Start by grabbing the Java or C++ zip files and extract to a directory that you have created. The project contains the following files, among others:


The Buffer Manager Interface

You will have to implement a buffer manager that uses the clock replacement policy. The buffer manager interface that you will implement allows a program from higher levels of the database system to:
  1. Allocate and deallocate pages on disk.
  2. Bring a disk page to the buffer pool and pin it.
  3. Unpin a page in the buffer pool.

The list of the specific methods that you need to implement are contained in the Java and C++ APIs.


Design Overview and Implementation Details

The buffer pool is a collection of frames (page-sized sequences of main memory bytes) that is managed by the Buffer Manager. It should be stored as an array bufferPool[] of Page objects. In addition, you should maintain an array frameTable[] of descriptors, one per frame. Each descriptor is a is an object that contains a page id, a filename, a pin count, and a dirty bit.

A simple hash table should be used to figure out what frame a given disk page occupies. Given a page id and an associated filename, the hash table should return which frame number contains that page. In principle, you should use some fancy techique to hash on both page id and filename. I'd recommend just concatenating the two together to make a screen, and hash on that (this is flawed on principle, but sufficient for this assignment). You may use your own hash table code if you wish, but I'd recommend using HashMap (Java) or hash_map (C++). If you're using hash_map on strings in C++, make sure that you follow this example that shows you how to define string equality correctly.

When a page is requested for pinning, the buffer manager should do the following: Check the buffer pool (by using the hash table) to see if it contains the requested page. If the page is not in the pool, it should be brought in as follows:

  1. Choose a frame for replacement, using the Clock replacement policy.
  2. If the frame chosen for replacement is dirty, flush it (i.e., write out the page that it contains to disk, using the DBFile appropriately).
  3. Read the requested page (again, by using DBFile) into the frame chosen for replacement; the pin count and dirty bit for the frame should be initialized to 0 and false, respectively.
  4. Delete the entry for the old page from the Buffer Manager's hash table and insert an entry for the new page. Also, update the entry for this frame in the frameTable array to reflect these changes.
  5. Pin the requested page by incrementing the pin_count in the descriptor for this frame and return a pointer to the page to the requester.

Error Reporting in the Code

Throw exceptions appropriately. The API describes what exceptions should be thrown when something goes wrong. If you are coding in C++, take a look at DBFile.h and DBFile.cpp to see how to throw exceptions within Minibase.

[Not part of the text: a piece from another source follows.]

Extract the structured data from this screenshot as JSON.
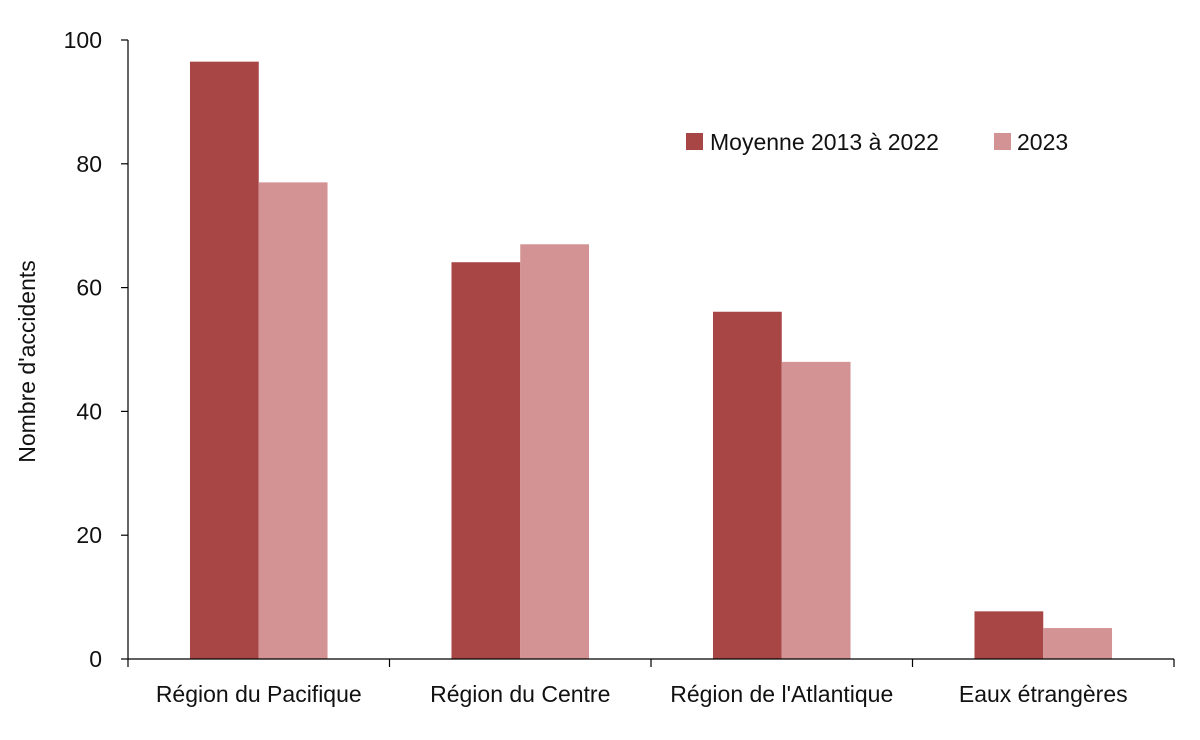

The Clock Replacement Policy

There are many ways of deciding which page to replace when a free frame is needed. Commonly used policies in operating systems are FIFO, MRU and LRU. Even though LRU is a commonly used policy, it has a high overhead and is not the best strategy to use in a number of common cases that occur in database systems (e.g., repeated sequential scans of the same file). Instead, many database systems use the Clock algorithm which approximates LRU behavior with less overhead.


Clock Replacement Diagram

The above figure illustrates the execution of the clock algorithm. Conceptually, all the frames in the buffer pool are arranged in a circle around the face of a clock. Associated with each frame is a referenced bit. Each time a page in the buffer pool is unpinned, the referenced bit of the corresponding frame is set to true. Whenever we need to choose a frame for replacement, the current frame pointer, or the "clock hand" (an integer whose value is between 0 and poolSize-1), is advanced, using modular arithmetic so that it does not go past poolSize-1. This corresponds to the clock hand moving around the face of the clock in a clockwise fashion. For each frame that the clock hand goes past that is unpinned, the referenced bit is examined and then cleared. If the bit had been set, the corresponding frame has been referenced "recently" and is not replaced. On the other hand, if the referenced bit is false, the page is selected for replacement. If the selected buffer frame is dirty (i.e. it has been modified), the page currently occupying the frame is written to disk.


Handing in Your Code

If you are working in a team, only one of you should submit the code. Make sure that both of your names appear in program documentation at the top.

If you are coding in C++, we will run purify on your code to make sure that that your program exhibits no memory leaks or other bad memory behavior. You should run purify on your code before turning it in to see if you have memory issues.

Zip up all of your code, and submit it via Moodle.

Good luck, have fun, and ask questions!